Total pelvic exenteration involves dissection in the cave of Retzius anteriorly and in the presacral region posteriorly. Both these planes are rarely involved and hence provide a virgin plane for dissection. CO2 insufflation also helps in opening up these planes of dissection. The only structures to be protected are external iliac vessels laterally. Thus total pelvic exenteration is technically an easy procedure to perform, though the bulk of specimen is the major challenge.

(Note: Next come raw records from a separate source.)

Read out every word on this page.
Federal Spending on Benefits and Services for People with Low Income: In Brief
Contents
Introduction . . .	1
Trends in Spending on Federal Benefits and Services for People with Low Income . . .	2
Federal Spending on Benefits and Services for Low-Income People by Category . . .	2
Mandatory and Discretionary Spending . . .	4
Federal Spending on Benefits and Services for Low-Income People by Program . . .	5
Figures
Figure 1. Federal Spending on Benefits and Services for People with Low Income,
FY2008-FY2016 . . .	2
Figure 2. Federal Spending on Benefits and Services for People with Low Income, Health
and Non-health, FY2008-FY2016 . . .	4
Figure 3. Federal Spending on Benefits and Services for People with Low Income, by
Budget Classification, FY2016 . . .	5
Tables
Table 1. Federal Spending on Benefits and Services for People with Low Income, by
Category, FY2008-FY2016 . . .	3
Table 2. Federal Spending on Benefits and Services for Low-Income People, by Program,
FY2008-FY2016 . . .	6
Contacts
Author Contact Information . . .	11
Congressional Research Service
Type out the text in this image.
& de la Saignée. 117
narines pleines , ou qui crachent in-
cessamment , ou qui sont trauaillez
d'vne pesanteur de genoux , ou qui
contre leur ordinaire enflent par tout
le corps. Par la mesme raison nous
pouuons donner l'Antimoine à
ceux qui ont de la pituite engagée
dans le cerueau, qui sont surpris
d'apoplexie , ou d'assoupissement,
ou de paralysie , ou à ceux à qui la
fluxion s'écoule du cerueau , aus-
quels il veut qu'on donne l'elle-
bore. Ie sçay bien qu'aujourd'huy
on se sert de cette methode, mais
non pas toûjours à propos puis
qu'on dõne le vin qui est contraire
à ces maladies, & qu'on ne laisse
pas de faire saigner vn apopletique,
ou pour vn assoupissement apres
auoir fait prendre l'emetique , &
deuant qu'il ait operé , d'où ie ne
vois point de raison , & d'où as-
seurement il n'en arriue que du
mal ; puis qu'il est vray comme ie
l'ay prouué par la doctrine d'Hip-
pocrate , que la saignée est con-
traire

Laparoscopic total pelvic exenteration is the most extensive laparoscopic pelvic procedure performed, thus pushing the limits of laparoscopy. Total Pelvic Exenteration has proven it’s efficacy in achieving local control in advanced pelvic cancers; and may be the only chance of a symptom free survival with the possibility of cure in some patients. When performed laparoscopically, this goal can be achieved with low morbidity and mortality (4, 16). Our series goes to demonstrate the technical feasibility of performing this radical procedure with the use of regular laparoscopy instruments, though it cannot be recommended for routine use till one gains enough experience with laparoscopy and has the expertise to take care of any conversion.
The greatest advantage of minimal access surgery in such patients is the avoidance of a long scar and prolonged hospitalization. Whether this procedure transforms into survival benefit needs to be further observed and studies.
Laparoscopic total pelvic exenteration is a feasible procedure in the management of carefully selected patients of advanced cervical carcinoma. The feasibility of this procedure defines newer limits for the use of laparoscopy in gynecological cancers.
CONFLICT OF INTEREST
The authors declare that no conflicting interests exist.